Just as no Supreme Court precedent stands in the way of our holding, no previous decision of our Court has held that a § 3109 violation requires suppression. Although a number of our previous decisions have suggested in dicta that suppression follows a violation of § 3109, no decision has explicitly ruled as much. For instance, United States v. Vozzella, 124 P.3d 389 (2d Cir. 1997), indicated that "[e]vidence seized in violation of Section 3109 must be excluded at trial unless the non-compliance was excused by exigent circumstances," id. at 393 (internal quotation mark and citation omitted). That decision, however, ultimately concluded that the record was insufficiently developed to decide whether a violation of § 3109 occurred and thus had no reason to decide whether the exclusionary rule applied. Id. at 393-94. Similarly, Spinelli 848 F.2d 26, observed that "[p]roperty seized in violation of § 3109 may be excluded from evidence," id. at 28, but had no opportunity to apply the exclusionary rule because no violation of the knock-and-announce rule occurred. Nor did United States v.
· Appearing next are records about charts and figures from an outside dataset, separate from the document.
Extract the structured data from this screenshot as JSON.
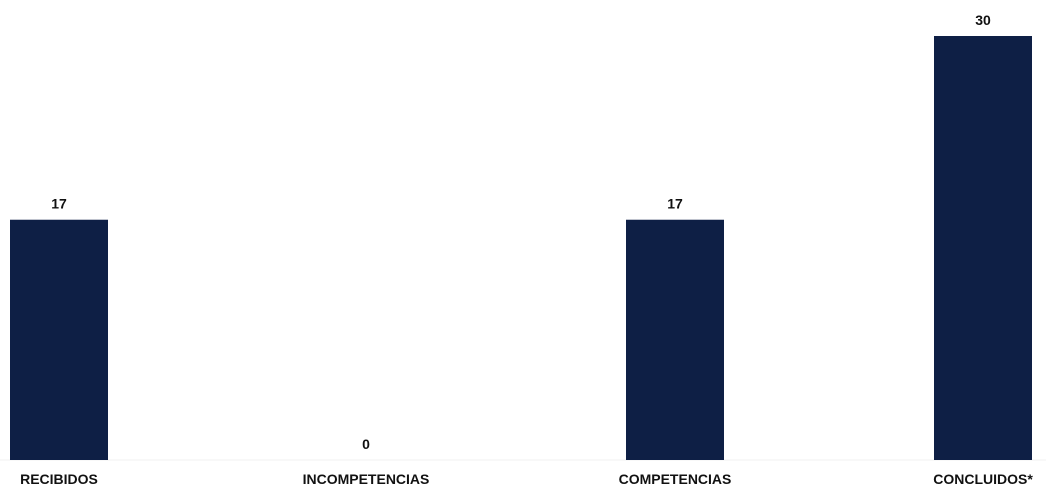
{
  "chart_data": {
    "type": "bar",
    "title": "",
    "xlabel": "",
    "ylabel": "",
    "categories": [
      "RECIBIDOS",
      "INCOMPETENCIAS",
      "COMPETENCIAS",
      "CONCLUIDOS*"
    ],
    "values": [
      17,
      0,
      17,
      30
    ],
    "value_labels": [
      "17",
      "0",
      "17",
      "30"
    ],
    "ylim": [
      0,
      30
    ],
    "grid": false,
    "legend": "none",
    "bar_color": "#0e1f45"
  }
}
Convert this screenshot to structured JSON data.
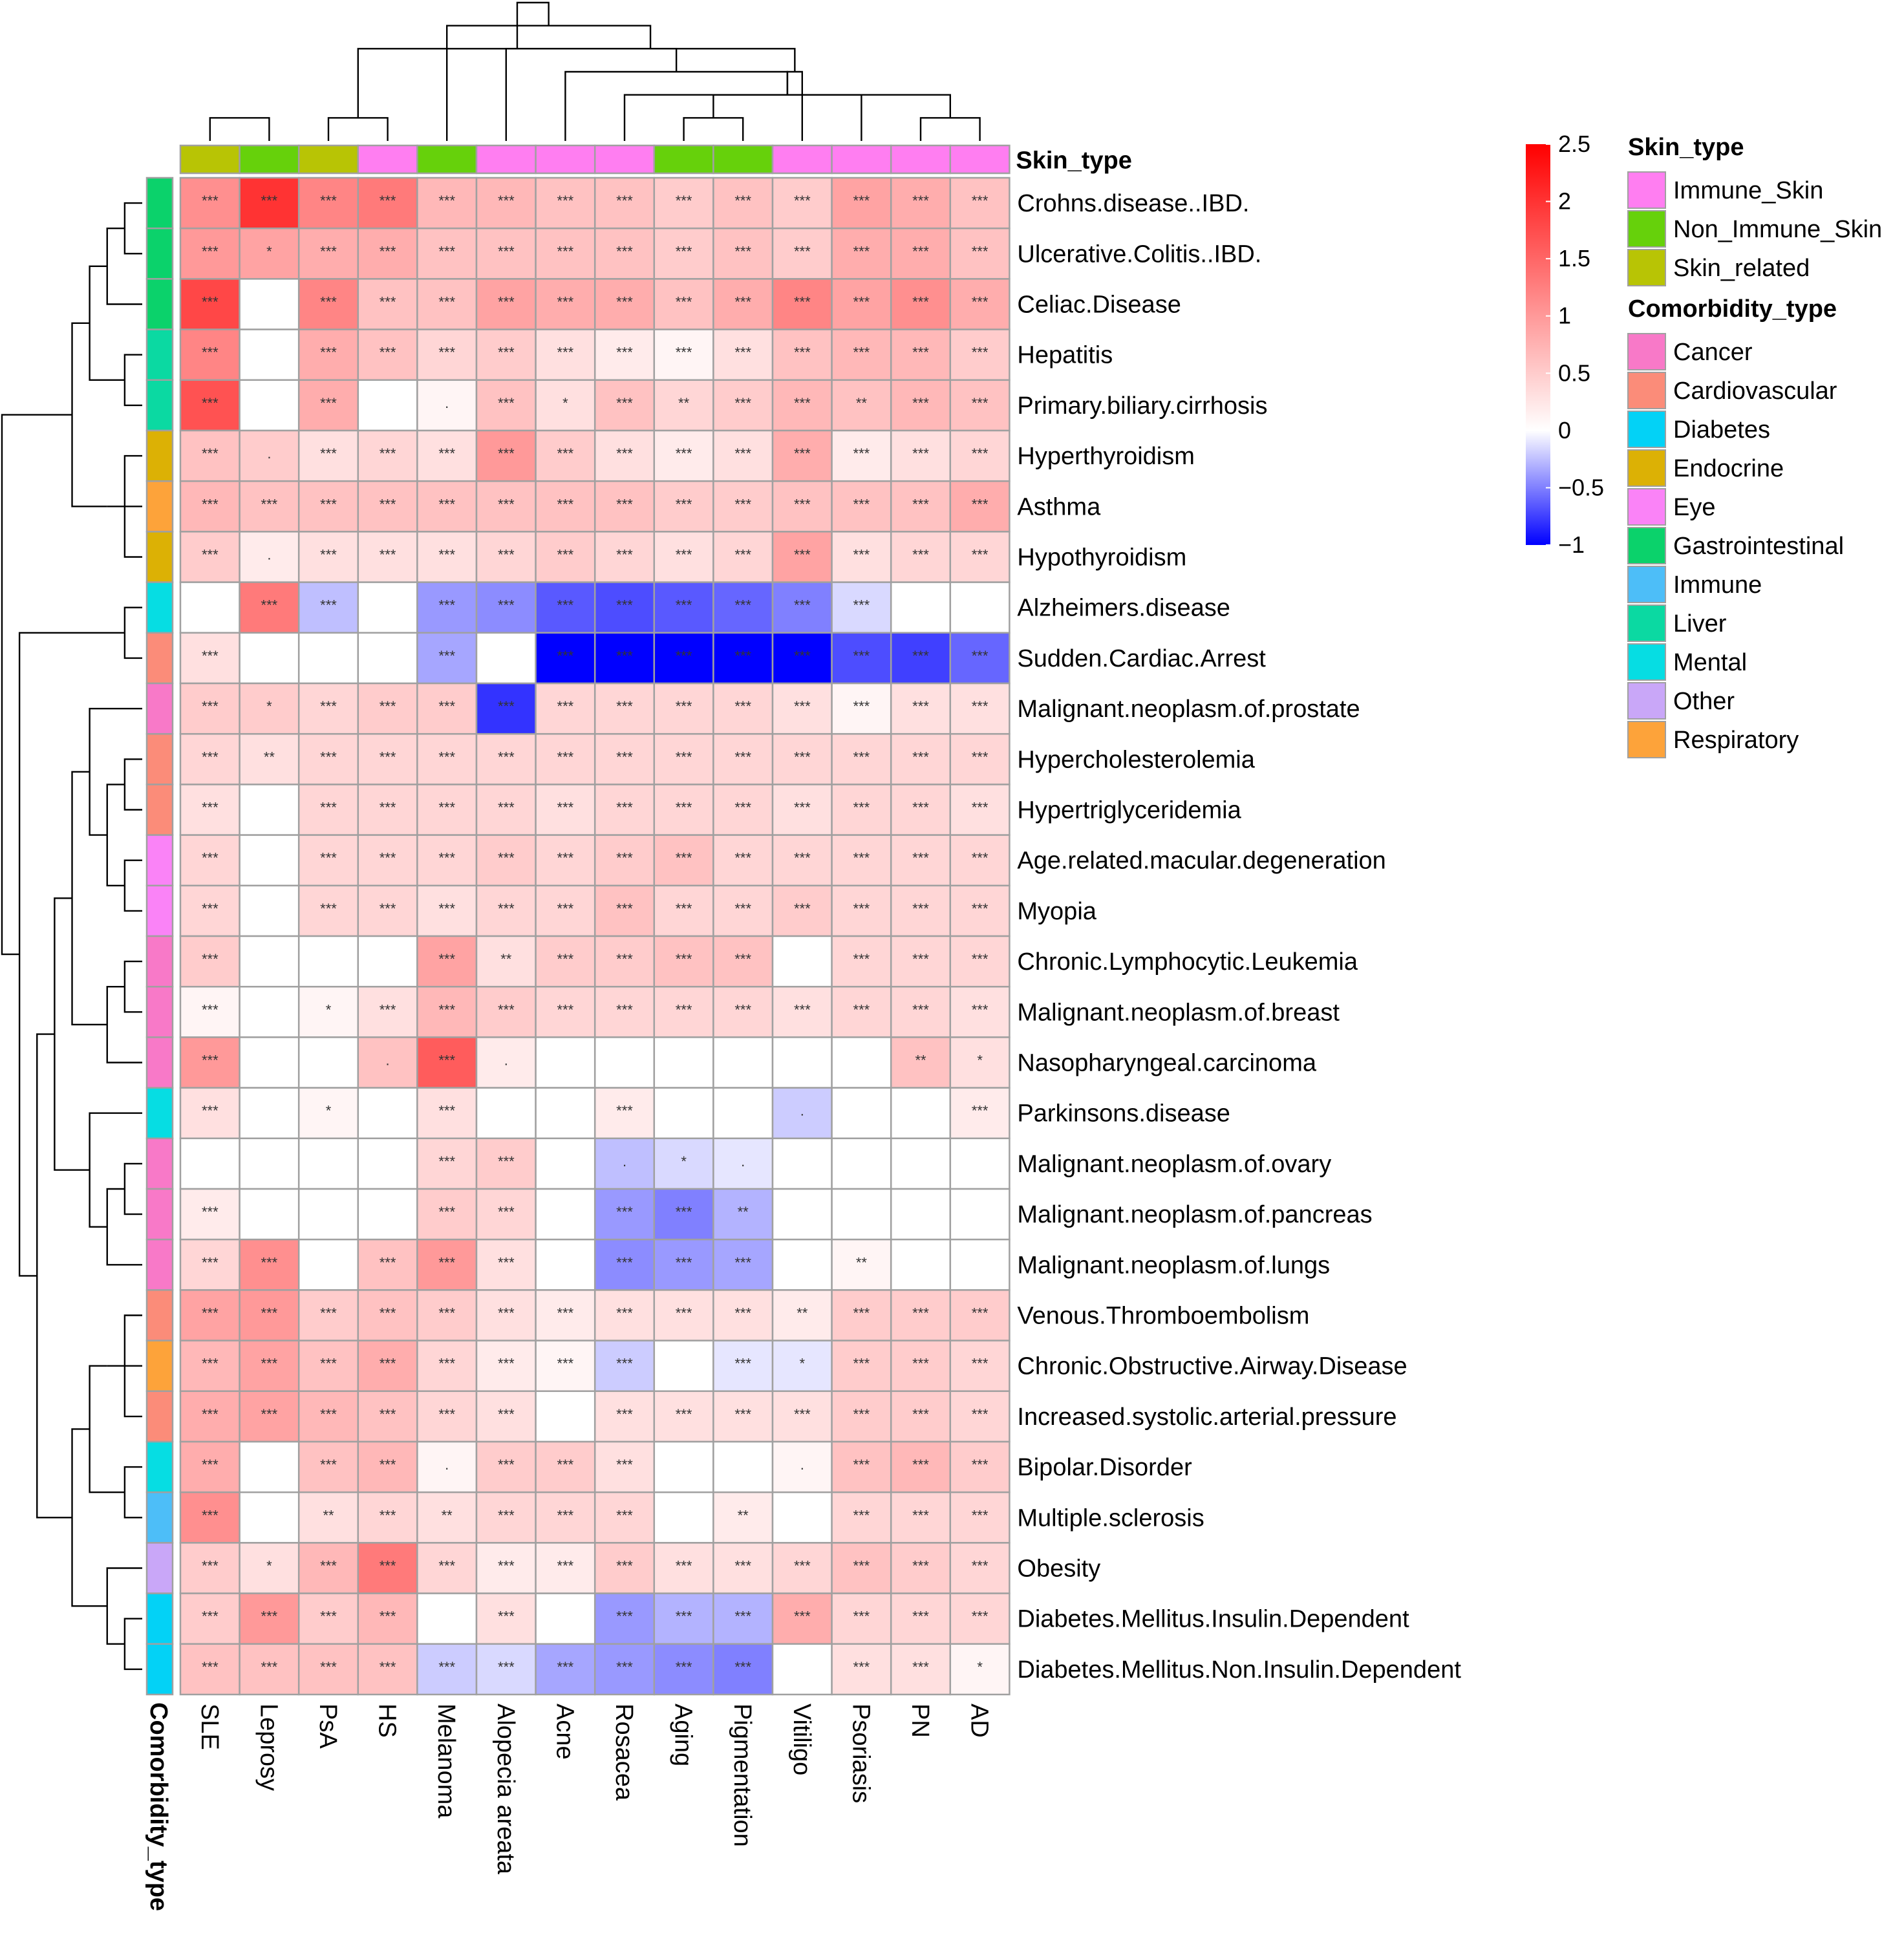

Burke, 517 F.2d 377 (2d Cir. 1975), resolve the matter, for that decision merely observed in a footnote that "it has been generally understood that the exclusionary rule applies to violations of 18 U.S.C. § 3109, the `knock' statute," id. at 386 n. 13, without deciding whether and to what extent the exclusionary rule applied to violations of § 3109. Bound by neither a decision from the Supreme Court nor this Court, we hold that alleged violations of § 3109 do not trigger the exclusionary rule.
IV.
In sum, a claim by a defendant that federal officers violated the knock-and-announce rule under either the Fourth Amendment or 18 U.S.C. § 3109 cannot form the basis for suppression of the evidence obtained in the ensuing search. After due consideration of Carvajal's remaining arguments, we find they lack merit. The judgment of conviction entered by the district court is accordingly AFFIRMED.